I raised the seat again and braced my foot on the rim of the toilet with the toe of my shoe holding the seat up. I leaned forward in a sort of modified lunge position directly above the toilet bowl. I rotated my pelvis backwards and prepared to pee straight down. I would not miss again. 

Unfortunately, my calculations did not include wild speed bumps in the middle of the highway. As the bus hit the first of many bumps, I watched helplessly as my stream flew over the rim and soaked my left foot and sandal. I overcorrected as the bus’s shocks kicked in and my urine shot to the floor and drenched my right foot. I was covering the bathroom walls and floor with pee, and I began to laugh uncontrollably at the sight of me peeing literally all over myself. 

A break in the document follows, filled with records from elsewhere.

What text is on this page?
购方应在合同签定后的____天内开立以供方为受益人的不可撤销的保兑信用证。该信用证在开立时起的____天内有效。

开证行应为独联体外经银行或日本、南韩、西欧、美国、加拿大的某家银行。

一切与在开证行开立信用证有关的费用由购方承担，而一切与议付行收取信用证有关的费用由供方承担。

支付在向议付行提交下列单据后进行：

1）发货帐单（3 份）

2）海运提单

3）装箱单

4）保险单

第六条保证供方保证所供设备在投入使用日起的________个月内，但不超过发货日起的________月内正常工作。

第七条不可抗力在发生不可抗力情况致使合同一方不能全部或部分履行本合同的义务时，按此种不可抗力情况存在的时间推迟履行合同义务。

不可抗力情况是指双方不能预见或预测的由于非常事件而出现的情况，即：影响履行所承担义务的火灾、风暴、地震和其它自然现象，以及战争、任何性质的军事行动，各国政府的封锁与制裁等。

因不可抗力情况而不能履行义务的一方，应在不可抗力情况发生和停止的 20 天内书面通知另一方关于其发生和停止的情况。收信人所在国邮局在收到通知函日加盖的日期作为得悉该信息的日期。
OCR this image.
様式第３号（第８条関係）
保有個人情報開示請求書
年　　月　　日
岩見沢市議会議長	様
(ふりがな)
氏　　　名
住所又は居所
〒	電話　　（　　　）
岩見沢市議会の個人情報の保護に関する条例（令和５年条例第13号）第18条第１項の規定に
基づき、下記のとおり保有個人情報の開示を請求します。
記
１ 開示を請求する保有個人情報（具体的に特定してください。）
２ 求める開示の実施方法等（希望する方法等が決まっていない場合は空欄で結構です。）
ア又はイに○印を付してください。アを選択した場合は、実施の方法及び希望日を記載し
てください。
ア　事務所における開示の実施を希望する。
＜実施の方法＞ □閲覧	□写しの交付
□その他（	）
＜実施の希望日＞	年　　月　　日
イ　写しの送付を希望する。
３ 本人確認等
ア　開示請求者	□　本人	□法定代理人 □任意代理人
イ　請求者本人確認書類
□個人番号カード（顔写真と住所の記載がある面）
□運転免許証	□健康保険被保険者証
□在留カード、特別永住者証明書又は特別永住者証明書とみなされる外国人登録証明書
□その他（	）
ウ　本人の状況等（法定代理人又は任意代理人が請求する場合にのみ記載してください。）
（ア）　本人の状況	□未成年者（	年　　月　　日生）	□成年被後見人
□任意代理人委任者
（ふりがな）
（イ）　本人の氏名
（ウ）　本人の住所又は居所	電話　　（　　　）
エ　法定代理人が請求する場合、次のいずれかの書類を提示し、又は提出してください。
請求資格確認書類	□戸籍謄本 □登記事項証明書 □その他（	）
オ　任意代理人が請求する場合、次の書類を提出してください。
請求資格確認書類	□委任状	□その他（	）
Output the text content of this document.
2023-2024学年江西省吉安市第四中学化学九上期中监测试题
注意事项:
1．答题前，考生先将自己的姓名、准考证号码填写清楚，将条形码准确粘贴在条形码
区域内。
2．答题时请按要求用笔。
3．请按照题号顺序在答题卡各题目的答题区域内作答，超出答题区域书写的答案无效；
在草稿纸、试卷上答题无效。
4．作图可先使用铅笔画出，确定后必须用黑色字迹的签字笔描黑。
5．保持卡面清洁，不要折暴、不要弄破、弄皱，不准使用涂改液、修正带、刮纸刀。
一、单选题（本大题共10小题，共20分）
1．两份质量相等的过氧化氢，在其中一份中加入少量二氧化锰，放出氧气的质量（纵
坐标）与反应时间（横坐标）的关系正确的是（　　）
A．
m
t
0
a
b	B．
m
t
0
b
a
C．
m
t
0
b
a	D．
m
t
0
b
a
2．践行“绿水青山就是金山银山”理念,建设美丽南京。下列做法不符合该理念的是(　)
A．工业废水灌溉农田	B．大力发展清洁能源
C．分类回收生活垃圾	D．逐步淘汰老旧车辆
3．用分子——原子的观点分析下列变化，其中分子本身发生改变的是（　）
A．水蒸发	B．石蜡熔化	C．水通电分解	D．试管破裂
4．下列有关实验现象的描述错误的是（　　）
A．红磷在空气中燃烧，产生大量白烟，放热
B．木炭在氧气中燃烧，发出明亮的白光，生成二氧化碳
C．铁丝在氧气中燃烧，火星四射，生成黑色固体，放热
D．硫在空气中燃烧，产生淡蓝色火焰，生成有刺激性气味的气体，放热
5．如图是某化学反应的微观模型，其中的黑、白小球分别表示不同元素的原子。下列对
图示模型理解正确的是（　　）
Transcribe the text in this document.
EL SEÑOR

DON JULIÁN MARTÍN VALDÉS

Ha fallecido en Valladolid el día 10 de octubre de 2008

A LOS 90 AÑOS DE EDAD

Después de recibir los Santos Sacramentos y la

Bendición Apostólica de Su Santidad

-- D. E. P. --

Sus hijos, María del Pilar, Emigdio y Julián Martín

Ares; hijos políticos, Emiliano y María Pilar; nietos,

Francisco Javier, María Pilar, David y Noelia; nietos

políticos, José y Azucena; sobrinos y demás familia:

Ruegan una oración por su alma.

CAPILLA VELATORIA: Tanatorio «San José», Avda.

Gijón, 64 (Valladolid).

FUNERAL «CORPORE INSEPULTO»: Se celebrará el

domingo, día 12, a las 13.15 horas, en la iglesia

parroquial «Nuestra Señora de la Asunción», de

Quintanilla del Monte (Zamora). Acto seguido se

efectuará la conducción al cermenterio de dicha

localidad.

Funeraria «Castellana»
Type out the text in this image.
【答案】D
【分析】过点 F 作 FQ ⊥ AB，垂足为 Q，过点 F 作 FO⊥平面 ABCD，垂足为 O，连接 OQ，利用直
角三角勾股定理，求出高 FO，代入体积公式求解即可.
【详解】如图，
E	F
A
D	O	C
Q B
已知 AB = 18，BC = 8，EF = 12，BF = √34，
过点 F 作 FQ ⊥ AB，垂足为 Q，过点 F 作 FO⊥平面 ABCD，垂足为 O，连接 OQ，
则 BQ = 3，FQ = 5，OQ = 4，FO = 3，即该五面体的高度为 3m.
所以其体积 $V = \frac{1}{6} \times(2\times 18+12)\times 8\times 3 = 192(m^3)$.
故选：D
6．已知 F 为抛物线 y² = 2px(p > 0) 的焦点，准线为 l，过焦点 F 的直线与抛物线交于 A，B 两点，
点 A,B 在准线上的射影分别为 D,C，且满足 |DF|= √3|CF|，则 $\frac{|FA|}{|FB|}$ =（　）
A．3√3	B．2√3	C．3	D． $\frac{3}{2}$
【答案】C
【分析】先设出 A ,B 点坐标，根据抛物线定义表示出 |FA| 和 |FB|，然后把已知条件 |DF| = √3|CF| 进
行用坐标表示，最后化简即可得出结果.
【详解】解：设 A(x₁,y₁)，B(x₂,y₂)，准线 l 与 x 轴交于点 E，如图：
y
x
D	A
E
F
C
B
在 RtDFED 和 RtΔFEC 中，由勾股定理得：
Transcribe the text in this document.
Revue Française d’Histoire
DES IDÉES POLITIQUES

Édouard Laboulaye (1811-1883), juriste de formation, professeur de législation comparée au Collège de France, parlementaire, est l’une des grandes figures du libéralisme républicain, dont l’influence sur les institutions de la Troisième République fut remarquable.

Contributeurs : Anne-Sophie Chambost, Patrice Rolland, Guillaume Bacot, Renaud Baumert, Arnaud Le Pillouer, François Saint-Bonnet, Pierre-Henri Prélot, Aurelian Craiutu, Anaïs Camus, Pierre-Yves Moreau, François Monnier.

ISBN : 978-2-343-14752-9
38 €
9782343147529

I exited the bathroom unable to do anything to hide the fact that I had thoroughly drenched myself in urine. I had soaked the front of my shorts, and the pee was slowly dripping down my legs and creating pools of urine in my Birkenstocks. 

I bobbed down the aisle, left and right, forward and backward, reaching my hands into the done-up buns of Chinese women for balance and inadvertently slapping the bald heads of men. There were bags in the aisle and I cringed as I rubbed my urine-saturated leg hair all over them, trying pathetically to step around as the bus lurched in unpredictable directions. 

I reached my chair and plopped down. I took a deep breath and turned to my seatmate, who I expected to be looking at me with abject horror. But she was oblivious, staring at the seat in front of her with an animated food coma drool. I looked back at the people I had practically molested with my pee-bathed hands (there was no soap or water, obviously), but not one person looked put out or even slightly annoyed. No one took any notice of the dark stains on my shorts or the squishy sound my sandals were making. And not a single person appeared to notice the stench of liquid excretions that was invading my own nose. 

The Chinatown bus may be a lot of things—it doesn’t offer luxuries like a law-abiding driver or a mop to clean up the bathroom when you’re finished—but it’s not a place of judgment. As I sat there, submerged in my swampy shorts, I knew I was right where I belonged and nothing that anyone said could change my mind about the Fung Wa. 

The last time I took the bus, I’m ashamed to say, I used the bus driver’s quarter to buy a soda at McDonald’s. But this time, I gave the driver a knowing nod—one that translates from English to Mandarin as roughly, “Fuckin’ ay, man”—and I threw him an extra quarter, straight out of my own moist pocket.